You've been there--you're allegedly listening to someone, but what you're really doing is scrolling through your smartphone, checking your e-mail or the latest Tweets.
Sometimes you're not even looking at your mobile device, you just have it in your hand. But the message you're sending out is deadly: this phone is more important than you are.
The fact is, listening is a highly underrated management tool. Money talks, but silence can be golden. So listen up and learn to listen the right way. That's the focus of a recent story in the Harvard Business Review by Twitter's head of Global Learning and Organizational Development, Melissa Daimler.
Daimler writes that listening can be tough to master, but it "creates an environment of safety when done well." You know what doesn't create an environment of safety? Yelling. That's what some managers do - watch how some CEOs say it's okay to yell in this Radiate video.

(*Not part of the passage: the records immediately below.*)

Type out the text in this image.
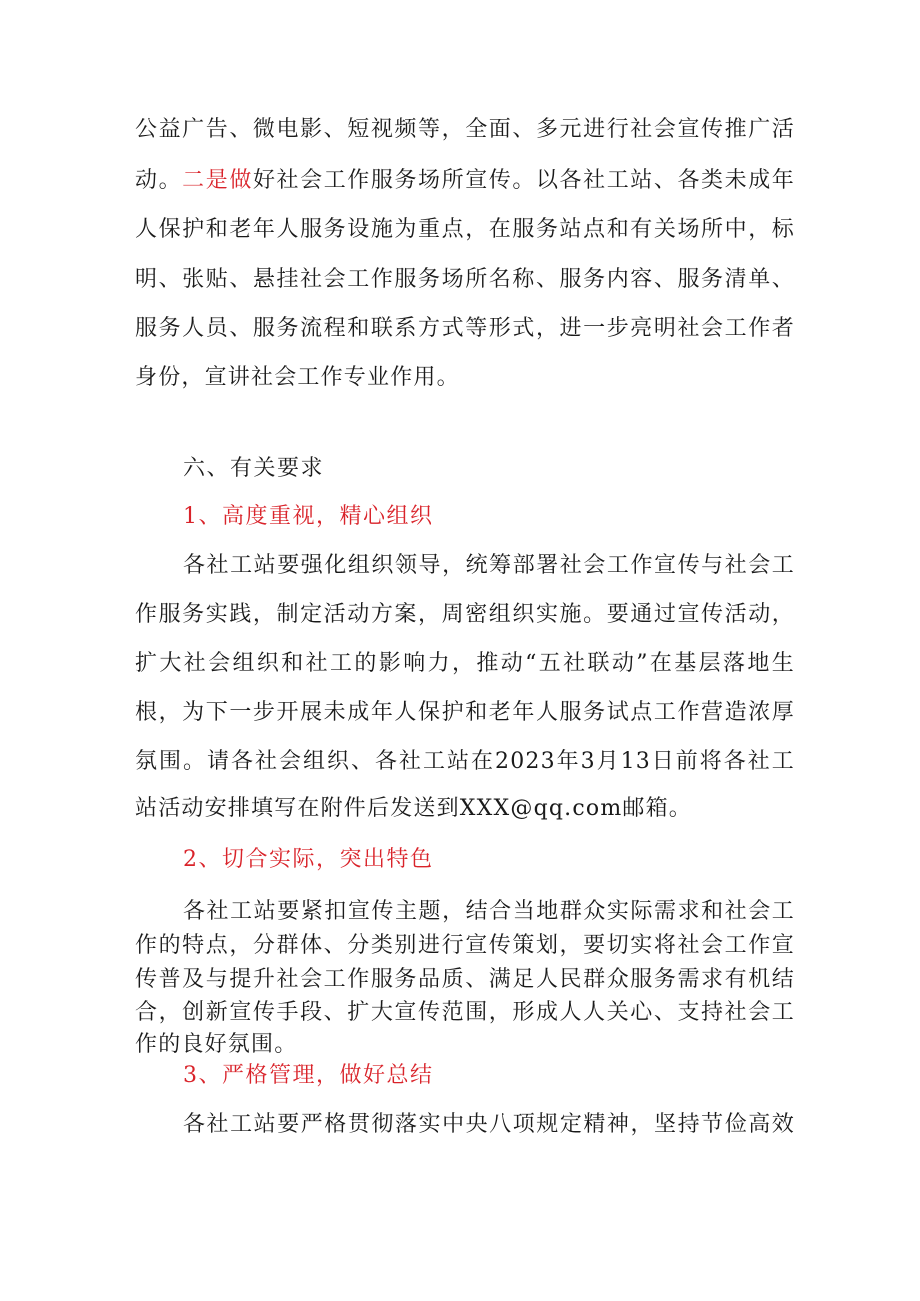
公益广告、微电影、短视频等，全面、多元进行社会宣传推广活
动。二是做好社会工作服务场所宣传。以各社工站、各类未成年
人保护和老年人服务设施为重点，在服务站点和有关场所中，标
明、张贴、悬挂社会工作服务场所名称、服务内容、服务清单、
服务人员、服务流程和联系方式等形式，进一步亮明社会工作者
身份，宣讲社会工作专业作用。
六、有关要求
1、高度重视，精心组织
各社工站要强化组织领导，统筹部署社会工作宣传与社会工
作服务实践，制定活动方案，周密组织实施。要通过宣传活动，
扩大社会组织和社工的影响力，推动“五社联动”在基层落地生
根，为下一步开展未成年人保护和老年人服务试点工作营造浓厚
氛围。请各社会组织、各社工站在2023年3月13日前将各社工
站活动安排填写在附件后发送到XXX@qq.com邮箱。
2、切合实际，突出特色
各社工站要紧扣宣传主题，结合当地群众实际需求和社会工
作的特点，分群体、分类别进行宣传策划，要切实将社会工作宣
传普及与提升社会工作服务品质、满足人民群众服务需求有机结
合，创新宣传手段、扩大宣传范围，形成人人关心、支持社会工
作的良好氛围。
3、严格管理，做好总结
各社工站要严格贯彻落实中央八项规定精神，坚持节俭高效
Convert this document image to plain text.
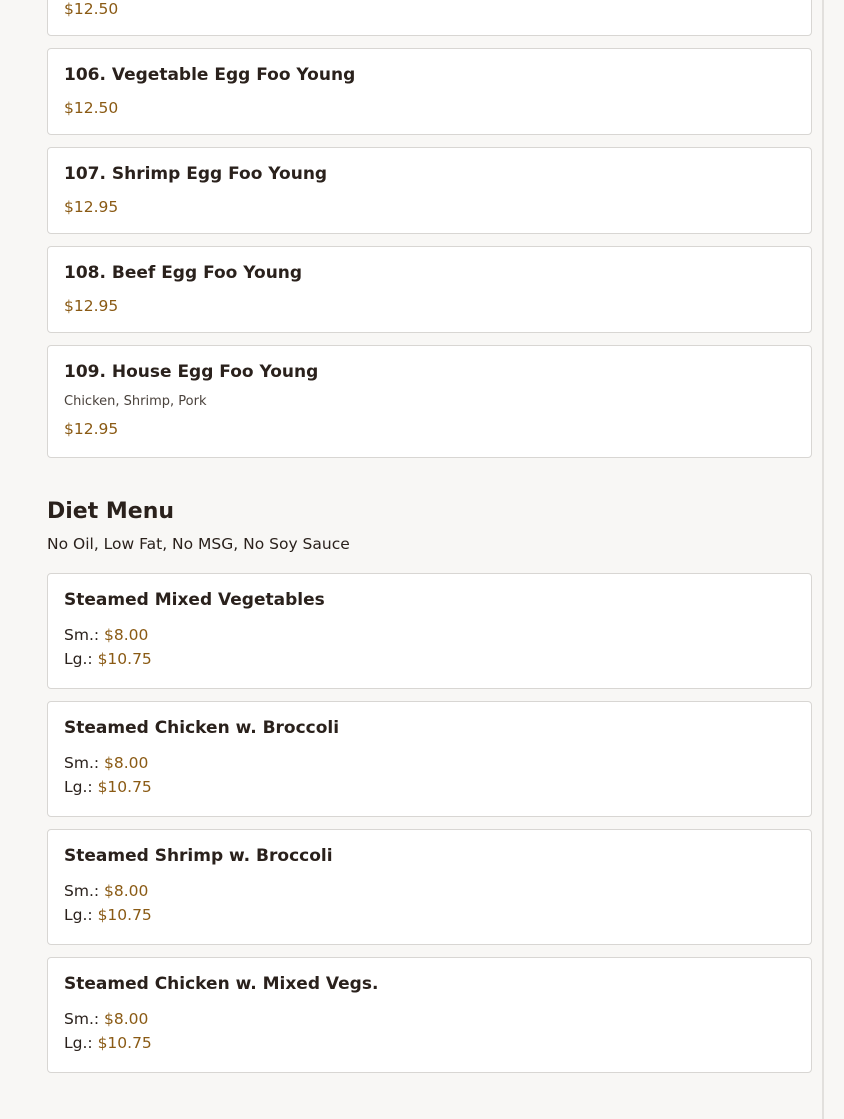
$12.50
106. Vegetable Egg Foo Young
$12.50
107. Shrimp Egg Foo Young
$12.95
108. Beef Egg Foo Young
$12.95
109. House Egg Foo Young
Chicken, Shrimp, Pork
$12.95
Diet Menu
No Oil, Low Fat, No MSG, No Soy Sauce
Steamed Mixed Vegetables
Sm.: $8.00
Lg.: $10.75
Steamed Chicken w. Broccoli
Sm.: $8.00
Lg.: $10.75
Steamed Shrimp w. Broccoli
Sm.: $8.00
Lg.: $10.75
Steamed Chicken w. Mixed Vegs.
Sm.: $8.00
Lg.: $10.75
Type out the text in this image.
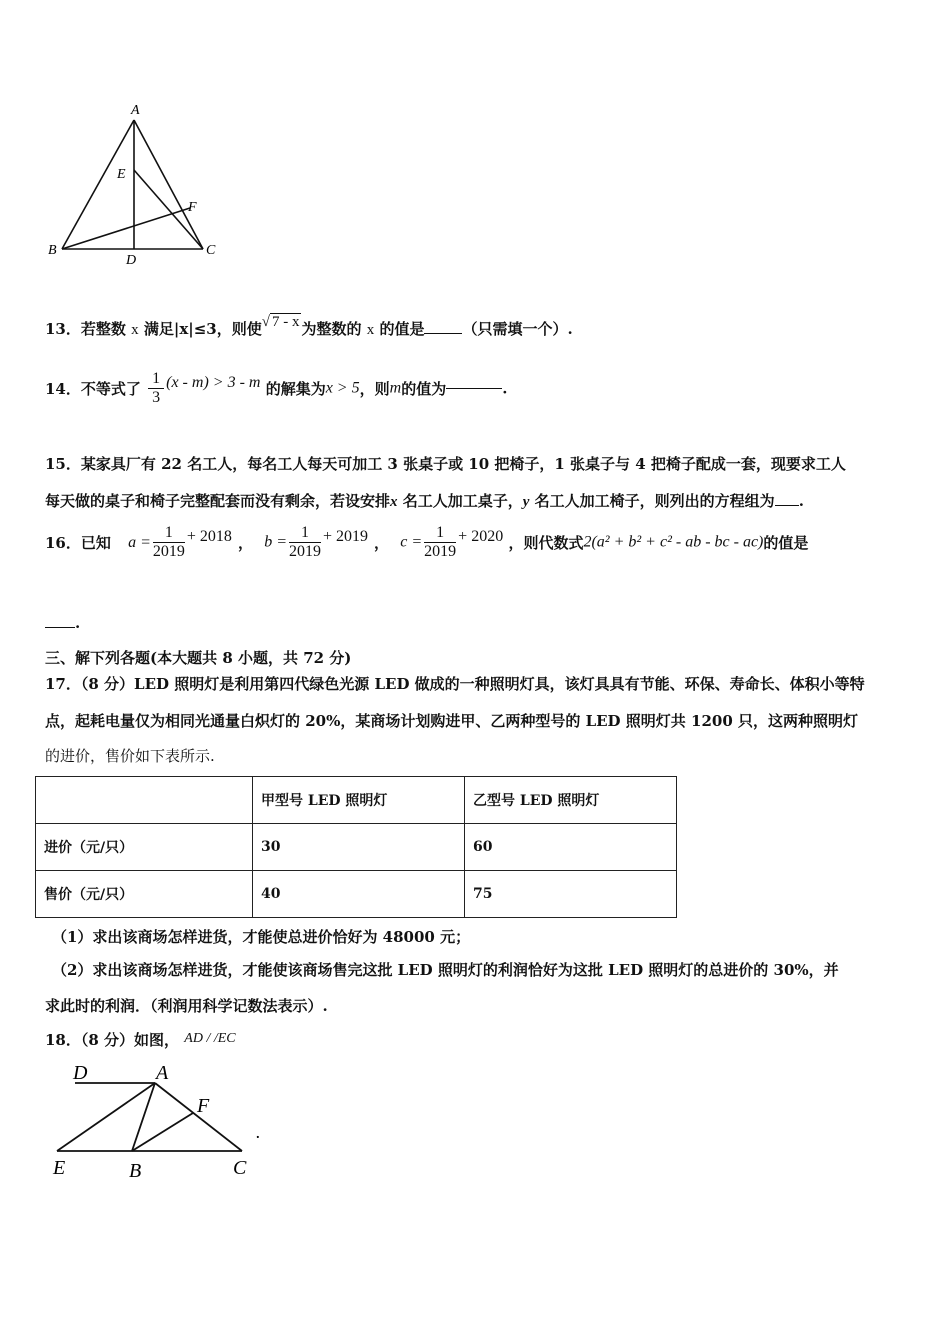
A
E
F
B
D
C
13．若整数 x 满足|x|≤3，则使√ 7 - x 为整数的 x 的值是	（只需填一个）.
14．不等式了 $\frac{1}{3} (x - m) > 3 - m$ 的解集为x > 5，则m的值为	.
15．某家具厂有 22 名工人，每名工人每天可加工 3 张桌子或 10 把椅子，1 张桌子与 4 把椅子配成一套，现要求工人
每天做的桌子和椅子完整配套而没有剩余，若设安排x 名工人加工桌子，y 名工人加工椅子，则列出的方程组为 .
16．已知 $a = \frac{1}{2019} + 2018$ ， $b = \frac{1}{2019} + 2019$ ， $c = \frac{1}{2019} + 2020$ ，则代数式2(a² + b² + c² - ab - bc - ac)的值是
.
三、解下列各题(本大题共 8 小题，共 72 分)
17．（8 分）LED 照明灯是利用第四代绿色光源 LED 做成的一种照明灯具，该灯具具有节能、环保、寿命长、体积小等特
点，起耗电量仅为相同光通量白炽灯的 20%，某商场计划购进甲、乙两种型号的 LED 照明灯共 1200 只，这两种照明灯
的进价，售价如下表所示.
	甲型号 LED 照明灯	乙型号 LED 照明灯
进价（元/只）	30	60
售价（元/只）	40	75
（1）求出该商场怎样进货，才能使总进价恰好为 48000 元；
（2）求出该商场怎样进货，才能使该商场售完这批 LED 照明灯的利润恰好为这批 LED 照明灯的总进价的 30%，并
求此时的利润．（利润用科学记数法表示）.
18．（8 分）如图， AD / /EC
D	A
F
E	B	C
.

Daimler has found that by listening closely to her team members, she finds that they often come up with ideas she hadn't thought of. Daimler came up with three ways to make yourself a better listener:
1. Ask more questions: Make sure you know what a colleague is really asking for.
2. Create space in your day: Shrink the number of meetings so that when you talk with someone, you can spend more time listening. "When I strategically create space on my calendar to reflect on a conversation and prepare for the net one, " Daimler writes, "I can be more present for others."
3. Look people in the eye: Personal attention always works.
Bernard Ferrari wrote "Power Listening: Mastering the Most Critical Business Skill of All." He says that most people focus on ways to communicate their own ideas effectively. By ignoring the other half of the equation--listening--they end up with missed opportunities.
So stick the iPhone in your pocket. And lead by listening.